As in his essay “Federer Both Flesh and Not”, David Foster Wallace discussed about the so called “Federer moments”, those strokes of genius during his game, points won so unlikely that invited to question if they could be the work of a simple human being and that led the tennis lover to a state close to nirvana, any staunch fan of the writer treasures his or her “McEwan’s moment”. There are plenty of them: the child kidnapping in The Child in Time; the dismemberment in The Innocent, the Mephistophelian murder in The Comfort of Strangers; the aerostatic accident in Enduring Love (perhaps the winner of an hypothetical popular survey); the wedding night of On Chesil Beach, the arctic tour or the chips in the train car scene of Solar; The astonishing final twists of Atonement and Sweet Tooth… But perhaps never until his last novel, Nutshell, he had tasted a triple somersault without a net: granting the narrative voice to a fetus in a black thriller that runs under the ascendant of Hamlet.

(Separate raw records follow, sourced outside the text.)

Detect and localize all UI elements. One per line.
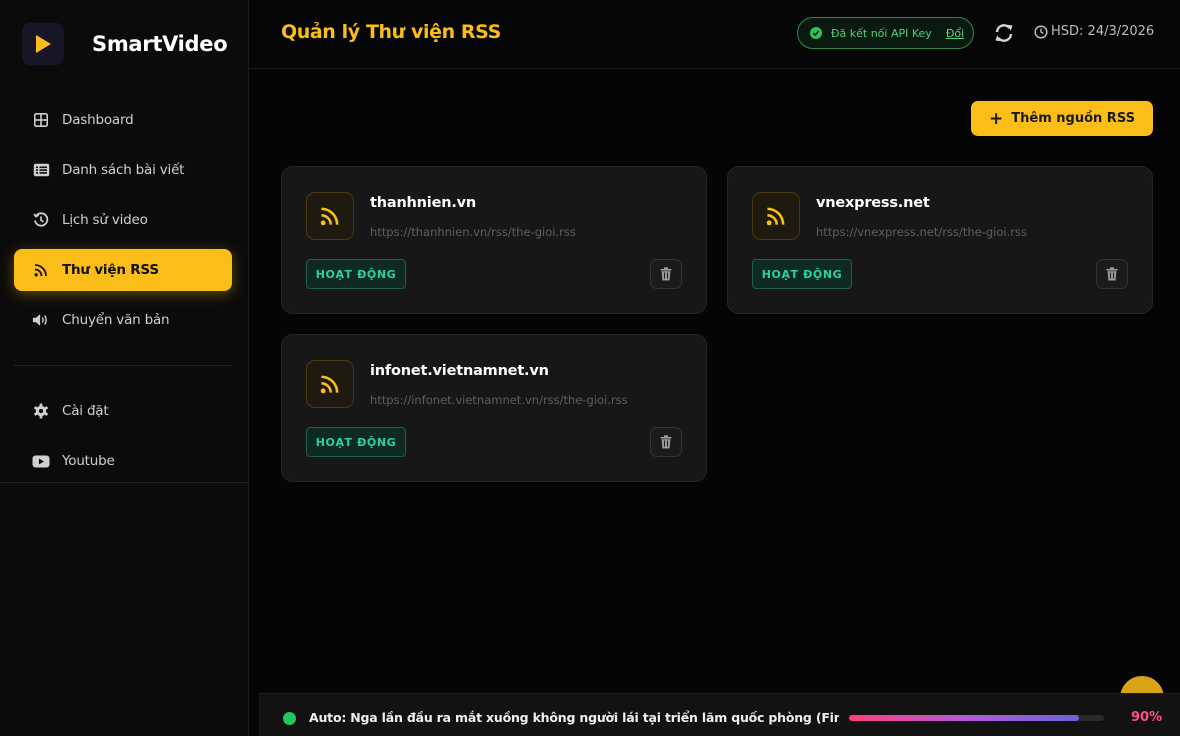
feed-status-badge: HOẠT ĐỘNG <box>306 427 406 457</box>
sidebar-item-label: Cài đặt <box>62 403 109 419</box>
brand[interactable]: SmartVideo <box>22 23 228 65</box>
delete-feed-button[interactable] <box>650 427 682 457</box>
sidebar: SmartVideo Dashboard Danh sách bài viết … <box>0 0 249 736</box>
sidebar-item-rss-library[interactable]: Thư viện RSS <box>14 249 232 291</box>
rss-feed-card: infonet.vietnamnet.vn https://infonet.vi… <box>281 334 707 482</box>
feed-name: thanhnien.vn <box>370 195 477 211</box>
sidebar-item-history[interactable]: Lịch sử video <box>14 199 232 241</box>
delete-feed-button[interactable] <box>1096 259 1128 289</box>
sidebar-item-articles[interactable]: Danh sách bài viết <box>14 149 232 191</box>
add-rss-label: Thêm nguồn RSS <box>1011 111 1135 126</box>
gear-icon <box>32 402 50 420</box>
rss-icon <box>306 360 354 408</box>
rss-icon <box>752 192 800 240</box>
sidebar-item-label: Thư viện RSS <box>62 262 159 278</box>
feed-status-badge: HOẠT ĐỘNG <box>306 259 406 289</box>
trash-icon <box>660 435 672 449</box>
sidebar-item-text-to-speech[interactable]: Chuyển văn bản <box>14 299 232 341</box>
feed-name: infonet.vietnamnet.vn <box>370 363 549 379</box>
top-header: Quản lý Thư viện RSS Đã kết nối API Key … <box>249 0 1180 69</box>
brand-name: SmartVideo <box>92 32 228 56</box>
feed-url: https://vnexpress.net/rss/the-gioi.rss <box>816 225 1027 239</box>
expiry-date: HSD: 24/3/2026 <box>1034 24 1154 39</box>
rss-feed-card: vnexpress.net https://vnexpress.net/rss/… <box>727 166 1153 314</box>
clock-icon <box>1034 24 1048 39</box>
secondary-nav: Cài đặt Youtube <box>14 390 232 490</box>
sidebar-item-label: Lịch sử video <box>62 212 148 228</box>
history-icon <box>32 211 50 229</box>
sidebar-divider <box>0 482 249 483</box>
page-title: Quản lý Thư viện RSS <box>281 21 501 43</box>
change-api-key-link[interactable]: Đổi <box>946 27 964 40</box>
sidebar-item-label: Youtube <box>62 453 115 469</box>
expiry-text: HSD: 24/3/2026 <box>1051 24 1155 39</box>
api-status-badge: Đã kết nối API Key Đổi <box>797 17 974 49</box>
main-nav: Dashboard Danh sách bài viết Lịch sử vid… <box>14 99 232 349</box>
sidebar-item-label: Chuyển văn bản <box>62 312 170 328</box>
rss-icon <box>306 192 354 240</box>
task-status-dot <box>283 712 296 725</box>
nav-divider <box>14 365 232 366</box>
task-progress-bar: Auto: Nga lần đầu ra mắt xuồng không ngư… <box>259 693 1180 736</box>
sidebar-item-label: Danh sách bài viết <box>62 162 185 178</box>
progress-track <box>849 715 1104 721</box>
trash-icon <box>660 267 672 281</box>
refresh-icon <box>995 24 1013 42</box>
task-text: Auto: Nga lần đầu ra mắt xuồng không ngư… <box>309 710 839 725</box>
delete-feed-button[interactable] <box>650 259 682 289</box>
play-logo-icon <box>22 23 64 65</box>
check-circle-icon <box>810 27 822 39</box>
list-icon <box>32 161 50 179</box>
sidebar-item-youtube[interactable]: Youtube <box>14 440 232 482</box>
refresh-button[interactable] <box>993 22 1015 44</box>
rss-icon <box>32 261 50 279</box>
sidebar-item-settings[interactable]: Cài đặt <box>14 390 232 432</box>
grid-icon <box>32 111 50 129</box>
feed-url: https://thanhnien.vn/rss/the-gioi.rss <box>370 225 576 239</box>
api-status-text: Đã kết nối API Key <box>831 26 932 40</box>
feed-url: https://infonet.vietnamnet.vn/rss/the-gi… <box>370 393 628 407</box>
feed-status-badge: HOẠT ĐỘNG <box>752 259 852 289</box>
youtube-icon <box>32 452 50 470</box>
sidebar-item-label: Dashboard <box>62 112 134 128</box>
progress-percent: 90% <box>1131 710 1163 725</box>
plus-icon: + <box>989 108 1004 129</box>
sidebar-item-dashboard[interactable]: Dashboard <box>14 99 232 141</box>
progress-fill <box>849 715 1079 721</box>
trash-icon <box>1106 267 1118 281</box>
volume-icon <box>32 311 50 329</box>
feed-name: vnexpress.net <box>816 195 930 211</box>
add-rss-source-button[interactable]: + Thêm nguồn RSS <box>971 101 1153 136</box>
rss-feed-card: thanhnien.vn https://thanhnien.vn/rss/th… <box>281 166 707 314</box>
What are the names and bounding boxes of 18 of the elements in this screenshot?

Interested throughout his literary career in the study of human beings in times of stress that overcome them, and subsumed to the best version of traditional British humor, McEwan has moved with equal ease in the historical intrigue than in the intimate chamber piece and, since his second novel, The Child in Time, where he portrayed a woman was dedicated to physics and, for now, until Solar, whose protagonist is a lout capable of reversing climate change, science has been an important aspect of his work.

His visit to Kosmopolis is an excellent opportunity to listen to one of the most lucid novelists and author of one of the most virtuous prose of the last decades, a live classic of Anglo-Saxon letters.